阿客勉强捺住心头烦躁:“我不属于这里,让我走!”
衆侍卫面面相觑。显然,他们是奉君命守卫在此,既是保护他,也是看管他。对于这位突然到来的“新王子殿下”,他们也是好奇又疑惑,比起这位的喝令,当然还是以沈安颐的钦命为重。
“殿下,您还是先忍耐两天。”一名侍卫和气地笑笑,劝解道:“等陛下发了话,您想上哪儿去就上哪儿去!”
提起“陛下”,阿客暴躁更甚,只觉心里堵了一团乱麻似的,千头万绪,拆不出理不清。什麽陛下?你们的陛下与我何干?无关麽?可她是姐姐……呸!什麽姐姐,我从没有姐姐!
脑袋仿佛要裂开,他猛然推开面前的侍卫,试图强行沖出去。
“殿下!”
不愧是禁军,训练有素,只一瞬间又将他团团围住。
“放我走!”
阿客暴喝一声,一脚踢翻离得最近的侍卫,拔出他的佩刀握在手中。
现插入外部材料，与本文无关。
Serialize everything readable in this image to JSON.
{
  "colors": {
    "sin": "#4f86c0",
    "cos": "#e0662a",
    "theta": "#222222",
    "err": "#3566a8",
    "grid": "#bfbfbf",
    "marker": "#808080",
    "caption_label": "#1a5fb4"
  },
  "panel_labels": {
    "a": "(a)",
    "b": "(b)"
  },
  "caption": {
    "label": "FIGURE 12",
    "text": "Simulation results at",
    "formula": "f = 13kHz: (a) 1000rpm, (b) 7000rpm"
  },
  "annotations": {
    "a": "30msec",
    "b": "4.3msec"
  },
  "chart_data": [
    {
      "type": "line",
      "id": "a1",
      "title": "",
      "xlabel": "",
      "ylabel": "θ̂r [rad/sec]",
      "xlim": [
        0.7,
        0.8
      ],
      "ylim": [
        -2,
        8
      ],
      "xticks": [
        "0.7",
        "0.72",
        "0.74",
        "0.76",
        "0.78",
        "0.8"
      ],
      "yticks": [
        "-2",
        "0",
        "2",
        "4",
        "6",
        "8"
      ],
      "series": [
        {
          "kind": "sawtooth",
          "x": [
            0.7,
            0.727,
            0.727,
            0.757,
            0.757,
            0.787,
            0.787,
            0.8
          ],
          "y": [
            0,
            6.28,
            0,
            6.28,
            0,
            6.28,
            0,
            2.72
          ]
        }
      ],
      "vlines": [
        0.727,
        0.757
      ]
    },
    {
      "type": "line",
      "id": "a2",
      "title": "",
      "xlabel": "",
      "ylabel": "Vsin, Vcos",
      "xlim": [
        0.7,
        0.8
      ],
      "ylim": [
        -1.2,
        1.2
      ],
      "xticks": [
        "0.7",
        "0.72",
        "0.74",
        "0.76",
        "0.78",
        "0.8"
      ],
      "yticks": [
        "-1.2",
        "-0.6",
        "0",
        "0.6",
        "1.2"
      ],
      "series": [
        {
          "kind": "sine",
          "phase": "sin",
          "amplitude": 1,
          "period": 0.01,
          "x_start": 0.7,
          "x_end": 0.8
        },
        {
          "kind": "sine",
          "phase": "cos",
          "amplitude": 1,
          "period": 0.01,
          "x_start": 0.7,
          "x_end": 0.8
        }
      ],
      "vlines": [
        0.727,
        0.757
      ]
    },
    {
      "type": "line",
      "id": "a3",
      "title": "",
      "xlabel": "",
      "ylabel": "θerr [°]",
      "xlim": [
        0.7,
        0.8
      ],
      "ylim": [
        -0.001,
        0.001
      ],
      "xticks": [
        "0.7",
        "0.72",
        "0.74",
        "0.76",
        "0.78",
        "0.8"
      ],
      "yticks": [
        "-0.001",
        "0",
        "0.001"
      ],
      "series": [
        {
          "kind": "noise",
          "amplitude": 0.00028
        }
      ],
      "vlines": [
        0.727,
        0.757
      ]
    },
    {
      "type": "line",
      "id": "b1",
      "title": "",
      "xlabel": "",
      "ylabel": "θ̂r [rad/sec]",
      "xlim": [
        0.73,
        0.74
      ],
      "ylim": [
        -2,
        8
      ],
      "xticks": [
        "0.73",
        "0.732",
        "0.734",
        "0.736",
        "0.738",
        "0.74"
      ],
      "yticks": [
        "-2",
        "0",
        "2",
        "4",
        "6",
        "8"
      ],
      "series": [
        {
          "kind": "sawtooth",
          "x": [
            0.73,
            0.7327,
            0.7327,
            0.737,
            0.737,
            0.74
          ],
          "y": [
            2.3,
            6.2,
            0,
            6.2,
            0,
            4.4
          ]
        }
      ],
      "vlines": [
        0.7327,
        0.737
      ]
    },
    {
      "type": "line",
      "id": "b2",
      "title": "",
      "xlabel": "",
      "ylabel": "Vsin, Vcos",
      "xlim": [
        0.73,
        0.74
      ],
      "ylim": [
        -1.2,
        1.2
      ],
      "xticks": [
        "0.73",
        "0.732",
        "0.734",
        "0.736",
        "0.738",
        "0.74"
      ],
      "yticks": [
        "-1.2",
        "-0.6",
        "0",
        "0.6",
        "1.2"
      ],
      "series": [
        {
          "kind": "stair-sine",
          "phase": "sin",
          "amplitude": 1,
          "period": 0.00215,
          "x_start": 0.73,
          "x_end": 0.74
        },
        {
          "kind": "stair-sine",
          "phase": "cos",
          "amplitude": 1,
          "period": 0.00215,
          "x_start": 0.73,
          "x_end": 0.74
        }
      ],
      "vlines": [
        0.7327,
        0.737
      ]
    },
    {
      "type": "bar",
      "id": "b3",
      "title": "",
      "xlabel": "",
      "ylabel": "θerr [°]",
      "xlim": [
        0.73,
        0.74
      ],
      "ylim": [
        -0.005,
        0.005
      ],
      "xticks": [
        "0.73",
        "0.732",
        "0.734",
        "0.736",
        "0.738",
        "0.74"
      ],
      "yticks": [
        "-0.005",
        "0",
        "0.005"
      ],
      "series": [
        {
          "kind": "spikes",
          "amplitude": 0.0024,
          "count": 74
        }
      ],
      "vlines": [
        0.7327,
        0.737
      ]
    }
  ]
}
其余侍卫见状,怕他更有过激举动,遂一起扑了上来,企图将他制服。
阿客脸色通红,怒火沖头,不管不顾地和侍卫们搏斗起来,混乱愈演愈烈,突然响起一声刺耳之音,伴随着瞬起瞬灭的嚎叫,一道血箭射在了阿客的身上。
余人哄然散开,阿客愣愣站在原地,看着那名侍卫倒了下去,一片殷红染透了地面,头脑顿时空白。
“什麽事?”
沈安颐的声音传来,随后,衆人便看见了那道熟悉的严丽身影。
“陛下……”
无须过多解释,沈安颐看见眼前情景,立刻就明白了一切,她深深凝了阿客一眼,沉声道:“将他押回寝殿去!”
一切如旧。
然而阿客失却了他的猛气豪情。
日複一日,他温顺地待在安置他的宫殿里,像在等待着某种“该有的命运”。这温顺也仅是一层表象,他的内心实在没有表面上那样平静,依然翻涌不止,依然暗流不息,只是不再那样暴烈,就像沸腾的滚水关小了火,汩汩地炖起小盅汤来。
隔着开阔的窗户,琉璃殿瓦的晶莹光泽如几点碎星落入他的眼睛,也落在檐下嬉戏的小女孩圆鼓鼓的发髻上。
“那是谁?”他询问一旁侍候的小宫女芳藻。
芳藻举目望了一望,道:“那是许太史的千金,因陛下看着喜欢,常叫许太史送她来宫里伴驾。”
“许太史?”
“是奴婢忘了,殿下不认得许太史。”芳藻垂面一笑,“她是国子祭酒文修年大人的夫人。”
“文修年大人?”阿客心头一震,视线再次投向殿前玩耍的女孩儿,不觉平添了几分複杂,“这麽说,她是文大人的女儿?”
“正是。”
阿客沉默了。
文修年的女儿,自然便是他已故的师父——大将军文忆年的亲侄女。